La recensione del film di Catherine Breillat, con Léa Drucker, Samuel Kircher, Oliver Rabourdin

Alcuni sono errori. Questa è idiozia (e dunque incomprensibile). Il film raccontava “L’estate scorsa”. Quale sconvolgimento temporale ha spinto i titolatori italiani a farlo diventare “Ancora un’estate”, con il suo carico di adolescenziale speranza, invece della nostalgia? Proprio convinti che farà vendere più biglietti? Peccato, perché finalmente Catherine Breillat ha mollato gli arzigogoli del porno d’autore francese – genere insopportabile, a volte con Rocco Siffredi pensoso e vestito da capo a piedi – per costruire una storia. Con personaggi antichi, per carità: è la storia di Fedra che si innamora del figliastro Ippolito (nella tragedia di Euripide, con l’aiuto di Afrodite che ci mette lo zampino). Più vicino a noi, è remake di un film danese, intitolato “Regina di cuori” e diretto da May el Toukhy, regista di origine egiziana, e definito ovunque “erotic thriller”.

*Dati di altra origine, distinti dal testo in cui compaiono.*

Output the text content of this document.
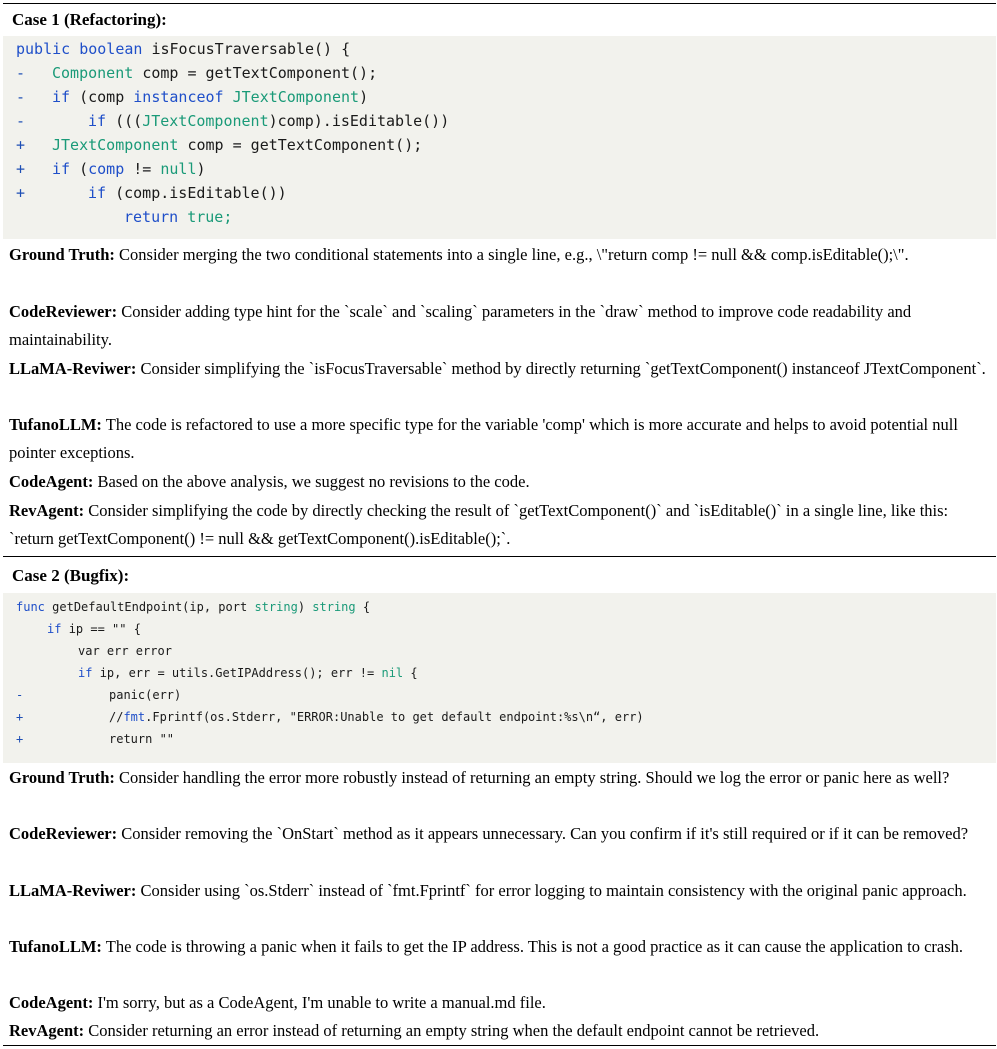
Case 1 (Refactoring):
public boolean isFocusTraversable() {
- Component comp = getTextComponent();
- if (comp instanceof JTextComponent)
-	if (((JTextComponent)comp).isEditable())
+ JTextComponent comp = getTextComponent();
+ if (comp != null)
+	if (comp.isEditable())
return true;
Ground Truth: Consider merging the two conditional statements into a single line, e.g., \"return comp != null && comp.isEditable();\".
CodeReviewer: Consider adding type hint for the `scale` and `scaling` parameters in the `draw` method to improve code readability and maintainability.
LLaMA-Reviwer: Consider simplifying the `isFocusTraversable` method by directly returning `getTextComponent() instanceof JTextComponent`.
TufanoLLM: The code is refactored to use a more specific type for the variable 'comp' which is more accurate and helps to avoid potential null pointer exceptions.
CodeAgent: Based on the above analysis, we suggest no revisions to the code.
RevAgent: Consider simplifying the code by directly checking the result of `getTextComponent()` and `isEditable()` in a single line, like this: `return getTextComponent() != null && getTextComponent().isEditable();`.
Case 2 (Bugfix):
func getDefaultEndpoint(ip, port string) string {
if ip == "" {
var err error
if ip, err = utils.GetIPAddress(); err != nil {
-	panic(err)
+	//fmt.Fprintf(os.Stderr, "ERROR:Unable to get default endpoint:%s\n“, err)
+	return ""
Ground Truth: Consider handling the error more robustly instead of returning an empty string. Should we log the error or panic here as well?
CodeReviewer: Consider removing the `OnStart` method as it appears unnecessary. Can you confirm if it's still required or if it can be removed?
LLaMA-Reviwer: Consider using `os.Stderr` instead of `fmt.Fprintf` for error logging to maintain consistency with the original panic approach.
TufanoLLM: The code is throwing a panic when it fails to get the IP address. This is not a good practice as it can cause the application to crash.
CodeAgent: I'm sorry, but as a CodeAgent, I'm unable to write a manual.md file.
RevAgent: Consider returning an error instead of returning an empty string when the default endpoint cannot be retrieved.
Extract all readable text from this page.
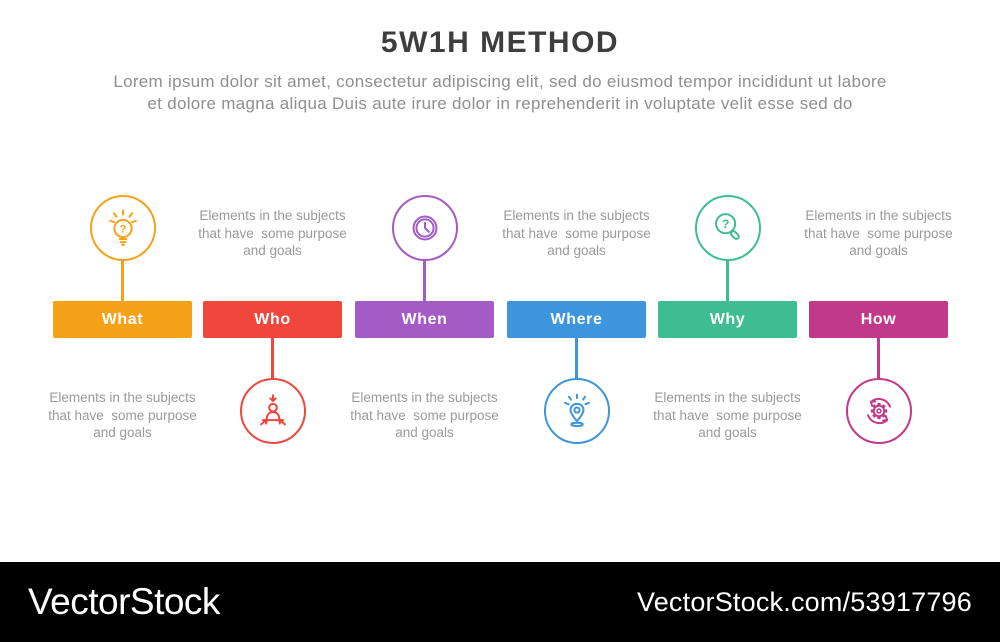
5W1H METHOD
Lorem ipsum dolor sit amet, consectetur adipiscing elit, sed do eiusmod tempor incididunt ut labore
et dolore magna aliqua Duis aute irure dolor in reprehenderit in voluptate velit esse sed do
?
What
Elements in the subjects
that have  some purpose
and goals
Elements in the subjects
that have  some purpose
and goals
Who	When
Elements in the subjects
that have  some purpose
and goals
Elements in the subjects
that have  some purpose
and goals
Where
?
Why
Elements in the subjects
that have  some purpose
and goals
Elements in the subjects
that have  some purpose
and goals
How
VectorStock	VectorStock.com/53917796
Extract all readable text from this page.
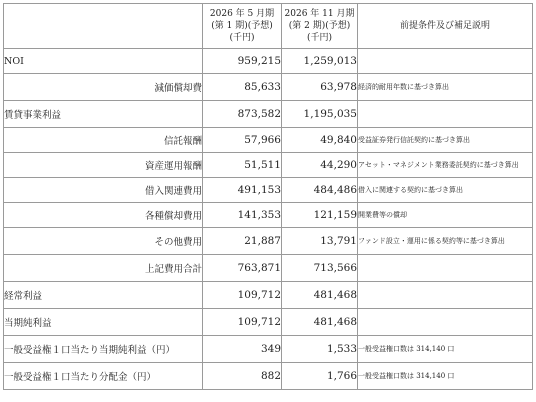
	2026 年 5 月期
(第 1 期)(予想)
(千円)	2026 年 11 月期
(第 2 期)(予想)
(千円)	前提条件及び補足説明
NOI	959,215	1,259,013	
減価償却費	85,633	63,978	経済的耐用年数に基づき算出
賃貸事業利益	873,582	1,195,035	
信託報酬	57,966	49,840	受益証券発行信託契約に基づき算出
資産運用報酬	51,511	44,290	アセット・マネジメント業務委託契約に基づき算出
借入関連費用	491,153	484,486	借入に関連する契約に基づき算出
各種償却費用	141,353	121,159	開業費等の償却
その他費用	21,887	13,791	ファンド設立・運用に係る契約等に基づき算出
上記費用合計	763,871	713,566	
経常利益	109,712	481,468	
当期純利益	109,712	481,468	
一般受益権１口当たり当期純利益（円）	349	1,533	一般受益権口数は 314,140 口
一般受益権１口当たり分配金（円）	882	1,766	一般受益権口数は 314,140 口
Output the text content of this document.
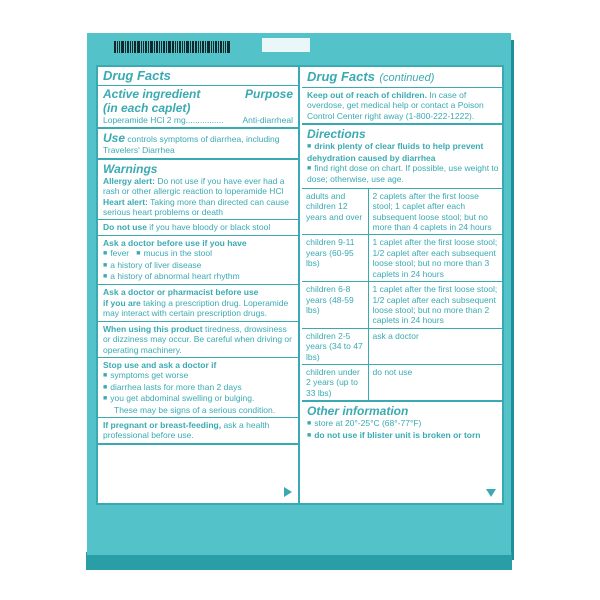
Drug Facts
Active ingredient	Purpose
(in each caplet)
Loperamide HCl 2 mg................ Anti-diarrheal
Use controls symptoms of diarrhea, including Travelers' Diarrhea
Warnings
Allergy alert: Do not use if you have ever had a rash or other allergic reaction to loperamide HCl
Heart alert: Taking more than directed can cause serious heart problems or death
Do not use if you have bloody or black stool
Ask a doctor before use if you have
■ fever ■ mucus in the stool
■ a history of liver disease
■ a history of abnormal heart rhythm
Ask a doctor or pharmacist before use
if you are taking a prescription drug. Loperamide may interact with certain prescription drugs.
When using this product tiredness, drowsiness or dizziness may occur. Be careful when driving or operating machinery.
Stop use and ask a doctor if
■ symptoms get worse
■ diarrhea lasts for more than 2 days
■ you get abdominal swelling or bulging.
These may be signs of a serious condition.
If pregnant or breast-feeding, ask a health professional before use.
Drug Facts (continued)
Keep out of reach of children. In case of overdose, get medical help or contact a Poison Control Center right away (1-800-222-1222).
Directions
■ drink plenty of clear fluids to help prevent dehydration caused by diarrhea
■ find right dose on chart. If possible, use weight to dose; otherwise, use age.
adults and children 12 years and over	2 caplets after the first loose stool; 1 caplet after each subsequent loose stool; but no more than 4 caplets in 24 hours
children 9-11 years (60-95 lbs)	1 caplet after the first loose stool; 1/2 caplet after each subsequent loose stool; but no more than 3 caplets in 24 hours
children 6-8 years (48-59 lbs)	1 caplet after the first loose stool; 1/2 caplet after each subsequent loose stool; but no more than 2 caplets in 24 hours
children 2-5 years (34 to 47 lbs)	ask a doctor
children under 2 years (up to 33 lbs)	do not use
Other information
■ store at 20°-25°C (68°-77°F)
■ do not use if blister unit is broken or torn
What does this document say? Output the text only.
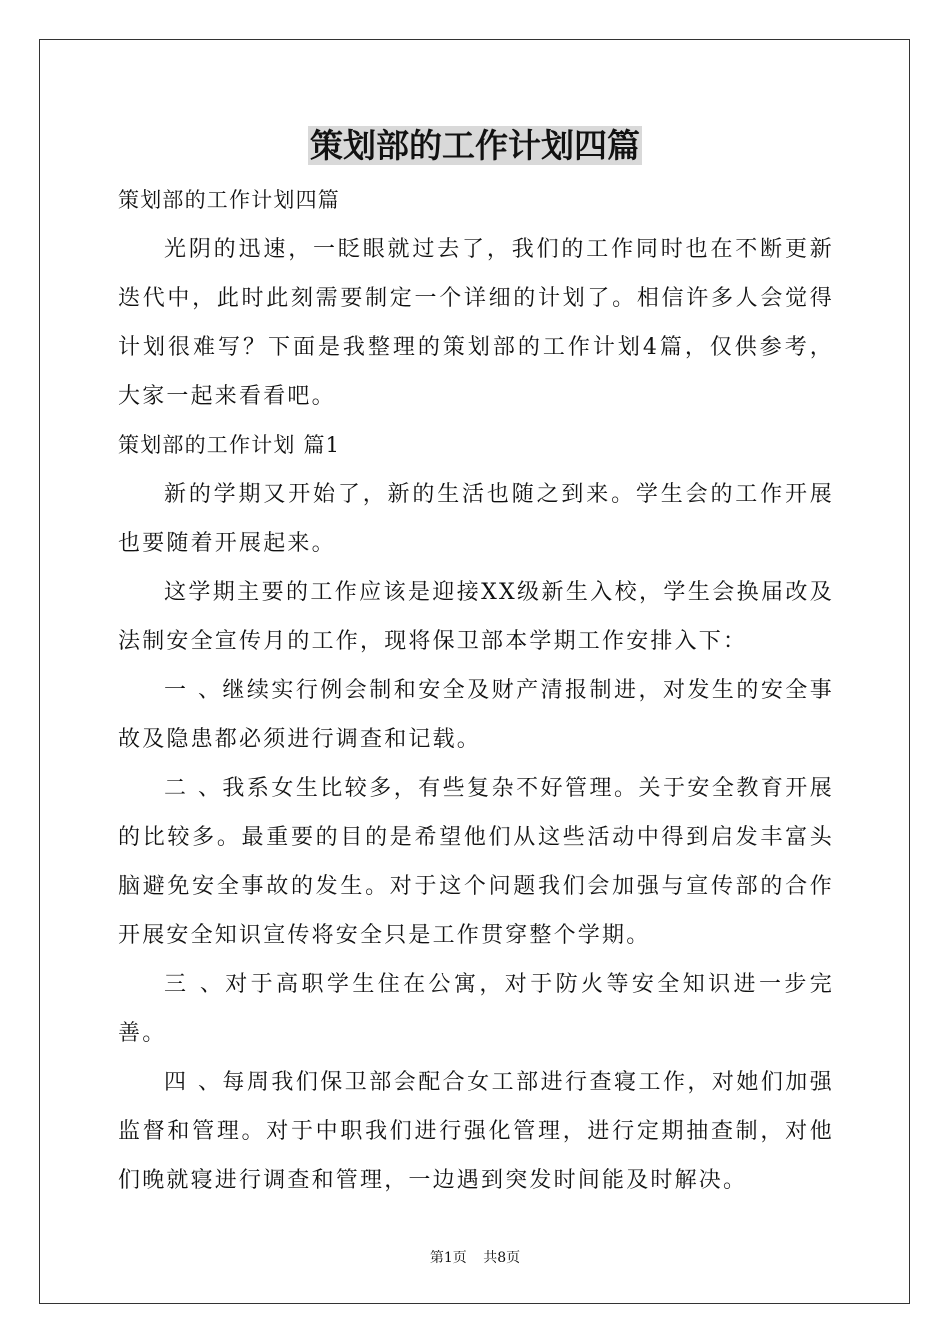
策划部的工作计划四篇

策划部的工作计划四篇

光阴的迅速，一眨眼就过去了，我们的工作同时也在不断更新迭代中，此时此刻需要制定一个详细的计划了。相信许多人会觉得计划很难写？下面是我整理的策划部的工作计划4篇，仅供参考，大家一起来看看吧。

策划部的工作计划 篇1

新的学期又开始了，新的生活也随之到来。学生会的工作开展也要随着开展起来。

这学期主要的工作应该是迎接XX级新生入校，学生会换届改及法制安全宣传月的工作，现将保卫部本学期工作安排入下：

一 、继续实行例会制和安全及财产清报制进，对发生的安全事故及隐患都必须进行调查和记载。

二 、我系女生比较多，有些复杂不好管理。关于安全教育开展的比较多。最重要的目的是希望他们从这些活动中得到启发丰富头脑避免安全事故的发生。对于这个问题我们会加强与宣传部的合作开展安全知识宣传将安全只是工作贯穿整个学期。

三 、对于高职学生住在公寓，对于防火等安全知识进一步完善。

四 、每周我们保卫部会配合女工部进行查寝工作，对她们加强监督和管理。对于中职我们进行强化管理，进行定期抽查制，对他们晚就寝进行调查和管理，一边遇到突发时间能及时解决。

第1页 共8页
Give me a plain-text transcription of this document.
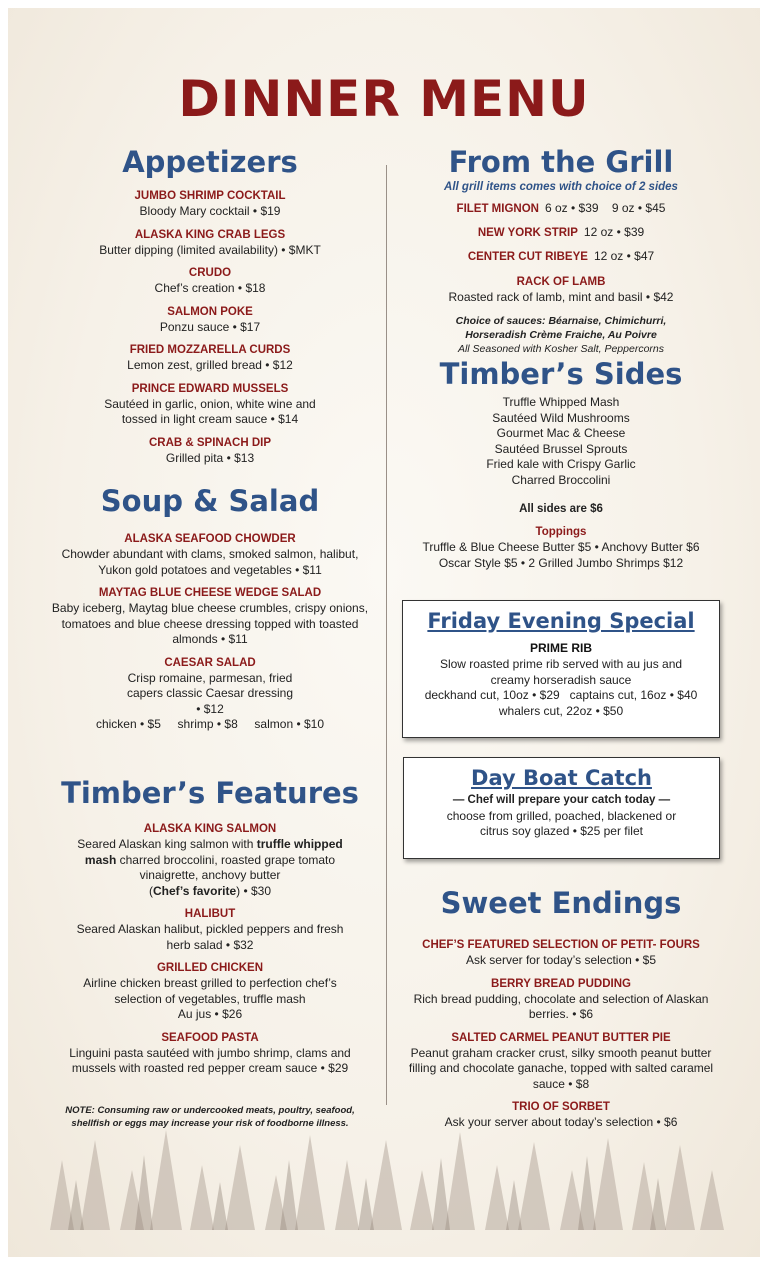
DINNER MENU
Appetizers
JUMBO SHRIMP COCKTAIL
Bloody Mary cocktail • $19
ALASKA KING CRAB LEGS
Butter dipping (limited availability) • $MKT
CRUDO
Chef’s creation • $18
SALMON POKE
Ponzu sauce • $17
FRIED MOZZARELLA CURDS
Lemon zest, grilled bread • $12
PRINCE EDWARD MUSSELS
Sautéed in garlic, onion, white wine and tossed in light cream sauce • $14
CRAB & SPINACH DIP
Grilled pita • $13
Soup & Salad
ALASKA SEAFOOD CHOWDER
Chowder abundant with clams, smoked salmon, halibut, Yukon gold potatoes and vegetables • $11
MAYTAG BLUE CHEESE WEDGE SALAD
Baby iceberg, Maytag blue cheese crumbles, crispy onions, tomatoes and blue cheese dressing topped with toasted almonds • $11
CAESAR SALAD
Crisp romaine, parmesan, fried capers classic Caesar dressing • $12
chicken • $5     shrimp • $8     salmon • $10
Timber’s Features
ALASKA KING SALMON
Seared Alaskan king salmon with truffle whipped mash charred broccolini, roasted grape tomato vinaigrette, anchovy butter
(Chef’s favorite) • $30
HALIBUT
Seared Alaskan halibut, pickled peppers and fresh herb salad • $32
GRILLED CHICKEN
Airline chicken breast grilled to perfection chef’s selection of vegetables, truffle mash
Au jus • $26
SEAFOOD PASTA
Linguini pasta sautéed with jumbo shrimp, clams and mussels with roasted red pepper cream sauce • $29
NOTE: Consuming raw or undercooked meats, poultry, seafood, shellfish or eggs may increase your risk of foodborne illness.
From the Grill
All grill items comes with choice of 2 sides
FILET MIGNON 6 oz • $39    9 oz • $45
NEW YORK STRIP 12 oz • $39
CENTER CUT RIBEYE 12 oz • $47
RACK OF LAMB
Roasted rack of lamb, mint and basil • $42
Choice of sauces: Béarnaise, Chimichurri, Horseradish Crème Fraiche, Au Poivre
All Seasoned with Kosher Salt, Peppercorns
Timber’s Sides
Truffle Whipped Mash
Sautéed Wild Mushrooms
Gourmet Mac & Cheese
Sautéed Brussel Sprouts
Fried kale with Crispy Garlic
Charred Broccolini
All sides are $6
Toppings
Truffle & Blue Cheese Butter $5 • Anchovy Butter $6
Oscar Style $5 • 2 Grilled Jumbo Shrimps $12
Friday Evening Special
PRIME RIB
Slow roasted prime rib served with au jus and creamy horseradish sauce
deckhand cut, 10oz • $29   captains cut, 16oz • $40
whalers cut, 22oz • $50
Day Boat Catch
— Chef will prepare your catch today —
choose from grilled, poached, blackened or citrus soy glazed • $25 per filet
Sweet Endings
CHEF’S FEATURED SELECTION OF PETIT- FOURS
Ask server for today’s selection • $5
BERRY BREAD PUDDING
Rich bread pudding, chocolate and selection of Alaskan berries. • $6
SALTED CARMEL PEANUT BUTTER PIE
Peanut graham cracker crust, silky smooth peanut butter filling and chocolate ganache, topped with salted caramel sauce • $8
TRIO OF SORBET
Ask your server about today’s selection • $6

La bionda e elegante Anne ha sposato il ricco Pierre, che invita Theo, il figlio avuto dalla prima moglie, a passare l’estate nella villa, con loro e due gemelline cinesi adottate (e adorabili, paiono uscite da un fumetto). Il diciassettenne Théo fa il primo passo. Bello come il sole, e altrettanto insinuante, sempre a torso nudo, è il serpente che turba il paradiso. Gite in bicicletta, baci rubati, e tutto l’armamentario della seduzione. Anne è abbastanza annoiata – alla ricchezza si è abituata, il marito non brilla, lei fa l’avvocato e difende le donne vittime di violenza. E si sottrae sempre più debolmente.